Davacılar haksız olarak azledildiklerini ve taraflar arasında zımni
uzlaşma olması nedeniyle vekalet ücretinden davalıların birlikte
müteselsilen sorumlu olduklarını ileri sürerek eldeki davayı
açmışlardır. Davalılar, verilmeyen hizmetin karşılığının talep
edildiğini ve borçlarının olmadığını savunmuşlardır. Mahkemece,
davacıların haksız azil edildiği ve davalıların vekalet ücretinden
Avukatlık Kanunu gereğince müteselsilen sorumlu oldukları ve davacıların
13.900.00 TL vekalet ücretini hak ettikleri gerekçesiyle davanın
kabulüne karar verilmiştir. Davacıların davalı M.'ı boşanma ve
mal paylaşımı davalarında avukat olarak temsil ettikleri, açılan bu
davada taşınmazlar üzerine ihtiyati tedbir konulmasına karar verildiği,
davalı M.'ın görülen lüzum üzerine 07.04.2011 tarihinde davacıları
azlettiği, 18.05.2011 tarihinde yapılan duruşmaya tarafların katılmaması
nedeniyle davanın işlemden kaldırılmasına ve 14.09.2011 tarihinde ise
yenilenmediği için davanın HMUK 409 maddesi gereğince açılmamış
sayılmasına karar verildiği dosya kapsamından anlaşıldığı gibi taraflar
arasında da bu yön ihtilafsızdır. Davalı M. davacıları görülen lüzum
üzerine azletmiş olup bilirkişi raporunda tespit edildiği üzere
davacıların görevlerini tam olarak yaptıkları ve azlin haksız olduğu
mahkemenin de kabulündedir. Açılan boşanma davasında davacı M.'ın
davasından feragat ettiğine veya tarafların sulh olduğuna dair dosyada
hiçbir delil mevut değildir. Davanın taraflarca takip edilmemesi
nedeniyle açılmamış sayılmasına karar verilmesi halinde davacının
davasından feragat ettiğinin veya tarafların sulh olduğunun kabulü
mümkün değildir. Bu yönde dosyada herhangi bir delilde mevcut değildir.
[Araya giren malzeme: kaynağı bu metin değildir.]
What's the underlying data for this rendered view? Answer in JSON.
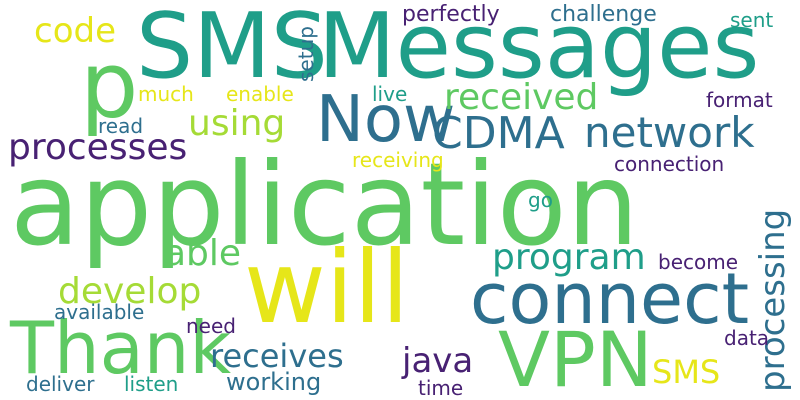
{
  "palette": {
    "dark_purple": "#482173",
    "blue": "#2e6f8e",
    "teal": "#1f9e89",
    "green": "#5ec962",
    "yellow": "#e6e619",
    "light_green": "#a5db36"
  },
  "words": [
    {
      "text": "application",
      "color": "green"
    },
    {
      "text": "will",
      "color": "yellow"
    },
    {
      "text": "Messages",
      "color": "teal"
    },
    {
      "text": "SMS",
      "color": "teal"
    },
    {
      "text": "p",
      "color": "green"
    },
    {
      "text": "connect",
      "color": "blue"
    },
    {
      "text": "Thank",
      "color": "green"
    },
    {
      "text": "VPN",
      "color": "green"
    },
    {
      "text": "Now",
      "color": "blue"
    },
    {
      "text": "network",
      "color": "blue"
    },
    {
      "text": "CDMA",
      "color": "blue"
    },
    {
      "text": "processes",
      "color": "dark_purple"
    },
    {
      "text": "received",
      "color": "green"
    },
    {
      "text": "using",
      "color": "light_green"
    },
    {
      "text": "processing",
      "color": "blue"
    },
    {
      "text": "program",
      "color": "teal"
    },
    {
      "text": "develop",
      "color": "light_green"
    },
    {
      "text": "able",
      "color": "green"
    },
    {
      "text": "receives",
      "color": "blue"
    },
    {
      "text": "java",
      "color": "dark_purple"
    },
    {
      "text": "code",
      "color": "yellow"
    },
    {
      "text": "SMS",
      "color": "yellow"
    },
    {
      "text": "working",
      "color": "blue"
    },
    {
      "text": "perfectly",
      "color": "dark_purple"
    },
    {
      "text": "challenge",
      "color": "blue"
    },
    {
      "text": "sent",
      "color": "teal"
    },
    {
      "text": "setup",
      "color": "blue"
    },
    {
      "text": "much",
      "color": "yellow"
    },
    {
      "text": "enable",
      "color": "yellow"
    },
    {
      "text": "live",
      "color": "teal"
    },
    {
      "text": "format",
      "color": "dark_purple"
    },
    {
      "text": "read",
      "color": "blue"
    },
    {
      "text": "receiving",
      "color": "yellow"
    },
    {
      "text": "connection",
      "color": "dark_purple"
    },
    {
      "text": "go",
      "color": "teal"
    },
    {
      "text": "become",
      "color": "dark_purple"
    },
    {
      "text": "available",
      "color": "blue"
    },
    {
      "text": "need",
      "color": "dark_purple"
    },
    {
      "text": "data",
      "color": "dark_purple"
    },
    {
      "text": "deliver",
      "color": "blue"
    },
    {
      "text": "listen",
      "color": "teal"
    },
    {
      "text": "time",
      "color": "dark_purple"
    }
  ]
}
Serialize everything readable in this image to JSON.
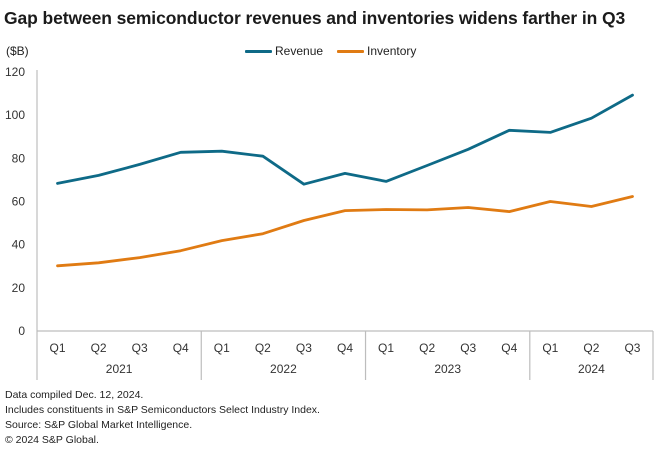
{
  "title": "Gap between semiconductor revenues and inventories widens farther in Q3",
  "unit_label": "($B)",
  "legend": [
    {
      "label": "Revenue",
      "color": "#0E6A87"
    },
    {
      "label": "Inventory",
      "color": "#E07B13"
    }
  ],
  "notes": [
    "Data compiled Dec. 12, 2024.",
    "Includes constituents in S&P Semiconductors Select Industry Index.",
    "Source: S&P Global Market Intelligence.",
    "© 2024 S&P Global."
  ],
  "chart_data": {
    "type": "line",
    "title": "Gap between semiconductor revenues and inventories widens farther in Q3",
    "xlabel": "",
    "ylabel": "($B)",
    "ylim": [
      0,
      120
    ],
    "yticks": [
      0,
      20,
      40,
      60,
      80,
      100,
      120
    ],
    "grid": false,
    "legend_position": "top-center",
    "categories": [
      "Q1",
      "Q2",
      "Q3",
      "Q4",
      "Q1",
      "Q2",
      "Q3",
      "Q4",
      "Q1",
      "Q2",
      "Q3",
      "Q4",
      "Q1",
      "Q2",
      "Q3"
    ],
    "groups": [
      {
        "label": "2021",
        "count": 4
      },
      {
        "label": "2022",
        "count": 4
      },
      {
        "label": "2023",
        "count": 4
      },
      {
        "label": "2024",
        "count": 3
      }
    ],
    "series": [
      {
        "name": "Revenue",
        "color": "#0E6A87",
        "values": [
          68.4,
          72.1,
          77.2,
          82.8,
          83.3,
          81.0,
          68.0,
          73.0,
          69.3,
          76.7,
          84.2,
          93.0,
          92.0,
          98.6,
          109.3
        ]
      },
      {
        "name": "Inventory",
        "color": "#E07B13",
        "values": [
          30.2,
          31.6,
          34.0,
          37.2,
          41.9,
          45.1,
          51.2,
          55.8,
          56.3,
          56.1,
          57.2,
          55.3,
          60.0,
          57.7,
          62.3
        ]
      }
    ]
  }
}
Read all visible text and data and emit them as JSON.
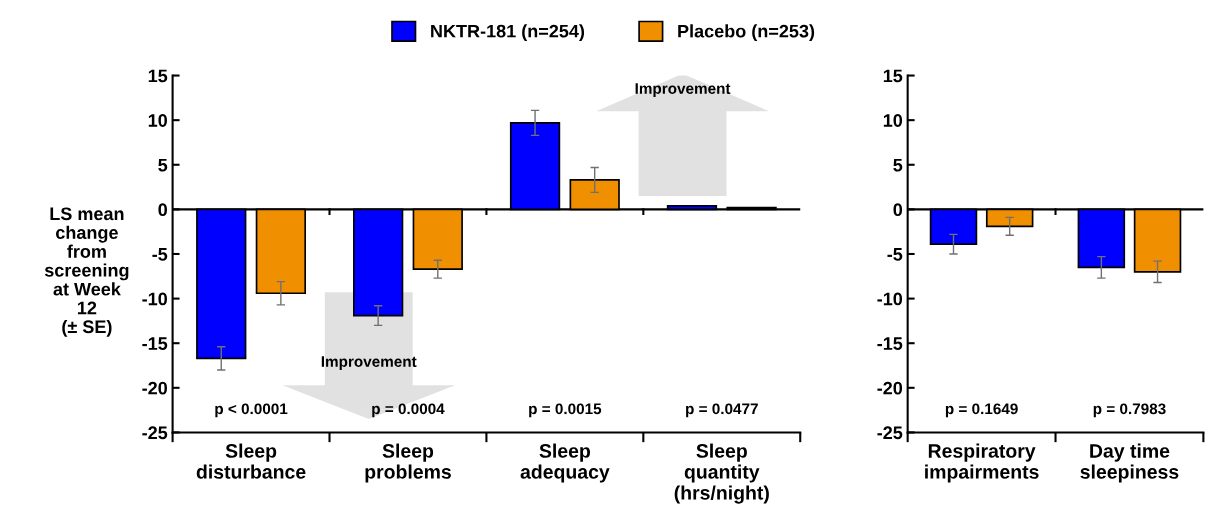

Boşanma davasının özelliği gereği tarafların boşanmaya zorlanması
mümkün değildir. Aksine yasalar gereği hakimin tarafları evlilik
birliğini devam ettirmeye davet etmesi gerekir. Davalıların anlaşıp
yuvalarını kurtardıklarını beyan etmeleri hukuki anlamıyla sulh
olduklarının kabulünü gerektirmez. Avukatlık Kanununun 165 maddesinde
sulh ile sonuçlanan işlerde her iki taraf avukatlık ücretinin ödenmesi
konusunda avukata karşı müteselsilen sorumludurlar. hükmü mevcut olup az
yukarıda açıklanan nedenlerle dava konusu avukatlık ücretinden davalı
İ.'in bu yasa maddesi gereği sorumlu tutulması mümkün değildir. Hal
böyle olunca; mahkemece, davalı İ. hakkında açılan davanın yukarıda
açıklanan gerekçelerle reddine karar verilmesi gerekirken yanlış
değerlendirmeyle bu davalı hakkında da davanın kabulü yönünde hüküm
tesis edilmiş olması usul ve yasaya aykırı olup bozmayı gerektirir.
Sonuç: Yukarıda açıklanan nedenlerle kararın temyiz eden davalı
yararına bozulmasına, peşin alınan harcın istek halinde iadesine,
HUMKnun 440/III-2 maddesi uyarınca karar düzeltme yolu kapalı olmak
üzere, 18.02.2014 gününde oybirliğiyle karar verildi.